Even after the total monthly amount of child support is calculated, it is subject to future variation. This variation is intended to be automatic, as a result of the payor spouse’s obligation pursuant to the Child Support Guidelines to provide to the recipient spouse ongoing financial disclosure. Generally, this obligation of disclosure will be triggered on the written request of the recipient spouse. If the recipient spouse’s income is necessary to determine support, such as when add-ons are payable, that spouse will have similar disclosure obligations. This obligation on the part of the recipient spouse is also likely to exist if one of the spouses claims that child support should not be calculated strictly by reference to the tables of the Child Support Guidelines.

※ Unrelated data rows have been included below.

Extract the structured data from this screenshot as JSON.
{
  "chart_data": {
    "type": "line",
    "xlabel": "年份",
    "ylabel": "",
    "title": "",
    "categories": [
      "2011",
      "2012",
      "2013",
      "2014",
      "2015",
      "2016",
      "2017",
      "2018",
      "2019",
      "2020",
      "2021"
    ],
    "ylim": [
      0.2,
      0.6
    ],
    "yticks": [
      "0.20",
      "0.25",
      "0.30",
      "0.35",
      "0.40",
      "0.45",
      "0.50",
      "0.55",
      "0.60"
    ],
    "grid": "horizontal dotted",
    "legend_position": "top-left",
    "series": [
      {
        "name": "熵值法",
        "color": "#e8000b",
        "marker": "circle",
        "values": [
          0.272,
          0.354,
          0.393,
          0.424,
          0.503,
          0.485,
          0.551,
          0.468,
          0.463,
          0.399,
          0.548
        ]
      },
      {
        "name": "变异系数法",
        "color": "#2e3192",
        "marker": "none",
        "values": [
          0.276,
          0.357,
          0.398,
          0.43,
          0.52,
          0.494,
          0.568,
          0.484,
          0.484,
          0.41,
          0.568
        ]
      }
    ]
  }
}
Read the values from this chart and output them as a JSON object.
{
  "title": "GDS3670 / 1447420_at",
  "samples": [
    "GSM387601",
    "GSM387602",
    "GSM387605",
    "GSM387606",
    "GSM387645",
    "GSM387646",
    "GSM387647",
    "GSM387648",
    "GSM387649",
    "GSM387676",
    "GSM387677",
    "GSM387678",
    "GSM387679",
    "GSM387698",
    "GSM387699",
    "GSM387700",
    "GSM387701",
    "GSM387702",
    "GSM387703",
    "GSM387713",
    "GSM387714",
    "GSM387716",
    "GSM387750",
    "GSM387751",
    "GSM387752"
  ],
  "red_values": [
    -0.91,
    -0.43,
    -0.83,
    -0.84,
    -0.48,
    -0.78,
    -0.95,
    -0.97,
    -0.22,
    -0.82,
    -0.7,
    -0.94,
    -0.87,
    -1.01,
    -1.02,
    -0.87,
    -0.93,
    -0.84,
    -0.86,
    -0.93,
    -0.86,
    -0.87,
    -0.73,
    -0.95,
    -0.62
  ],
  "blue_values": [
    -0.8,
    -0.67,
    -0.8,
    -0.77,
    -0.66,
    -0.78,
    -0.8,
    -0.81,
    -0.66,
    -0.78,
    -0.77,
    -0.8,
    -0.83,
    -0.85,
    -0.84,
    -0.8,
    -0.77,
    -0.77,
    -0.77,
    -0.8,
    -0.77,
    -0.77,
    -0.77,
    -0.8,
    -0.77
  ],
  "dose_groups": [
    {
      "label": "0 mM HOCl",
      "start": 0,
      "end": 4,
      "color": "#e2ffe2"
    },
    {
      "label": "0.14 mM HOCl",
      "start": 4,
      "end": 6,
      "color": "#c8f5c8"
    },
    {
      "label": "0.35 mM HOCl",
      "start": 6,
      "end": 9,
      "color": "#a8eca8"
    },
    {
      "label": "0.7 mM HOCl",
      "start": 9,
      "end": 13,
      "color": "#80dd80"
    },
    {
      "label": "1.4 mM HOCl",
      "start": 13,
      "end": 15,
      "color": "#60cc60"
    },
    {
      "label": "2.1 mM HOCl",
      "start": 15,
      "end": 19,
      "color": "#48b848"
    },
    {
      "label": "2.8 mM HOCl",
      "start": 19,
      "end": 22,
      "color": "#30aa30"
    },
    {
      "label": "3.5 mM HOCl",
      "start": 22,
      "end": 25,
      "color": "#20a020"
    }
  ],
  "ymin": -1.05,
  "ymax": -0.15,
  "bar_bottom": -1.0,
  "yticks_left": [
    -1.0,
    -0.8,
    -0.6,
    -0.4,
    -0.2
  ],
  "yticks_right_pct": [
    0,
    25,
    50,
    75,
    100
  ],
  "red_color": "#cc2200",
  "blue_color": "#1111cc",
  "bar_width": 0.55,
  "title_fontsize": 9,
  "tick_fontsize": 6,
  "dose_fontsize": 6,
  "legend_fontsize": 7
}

In order for a variation of child support to occur smoothly, it will be important that the annual incomes of the spouses are specified and that the initial support amount distinguishes between the basic amount payable and the add-on amounts, if any. In this way, variations specific to each aspect can take place as appropriate.

If it is not clear that a primary residence exists, it is necessary to examine the alternative intended arrangement of custody. For example, an arrangement of shared custody for purposes of the Child Support Guidelines is that where a spouse exercises a right of access to, or has physical custody of, a child for not less than 40% of the time over the course of a year. If such an arrangement of custody exists, the amount of the child support order is determined by taking into account:

  1. the amounts set out in the tables of the Child Support Guidelines;

  2. the increased costs of the shared custody arrangements; and

  3. the conditions, means, needs and other circumstances of each spouse and of any child for whom support is sought.

Typically, it will be necessary for the spouses to complete a budget of expenses, which takes into consideration expenses incurred prior to and subsequent to separation.

If the arrangement is one of split custody, the amount of a child support order will be the difference between the amount that each spouse would otherwise pay if a child support order were sought against each of the spouses.

Because of the complications involved in calculating child support in either of a shared parenting or a split custody arrangement, a variation of the child support obligation is unlikely to be automatic. Rather, it is likely that it will be necessary to consider whether any change has occurred in the custody and residential arrangements, and then to consider any implications related to child support. Even if no change in the custody or residential arrangements has occurred, a change in the child support arrangements may be appropriate, depending upon the circumstances.

Finally, all child support agreements or orders entered into subsequent to May 1, 1997 are subject to an income tax regime introduced in conjunction with the federal Child Support Guidelines. Child support payable pursuant to those agreements or orders will not be treated as income in the hands of the recipient spouse, and the payor spouse will not be entitled to claim a deduction in respect of the payment. Agreements or orders entered into prior to May 1, 1997 are subject to the income tax treatment then in place. That is, a recipient spouse discloses on his/her income tax return the payment as income, and the payor spouse is entitled to claim a deduction. If a child support obligation dating prior to May 1, 1997 is varied subsequent to May 1, 1997, the income tax treatment of the child support payable is necessarily varied at the same time.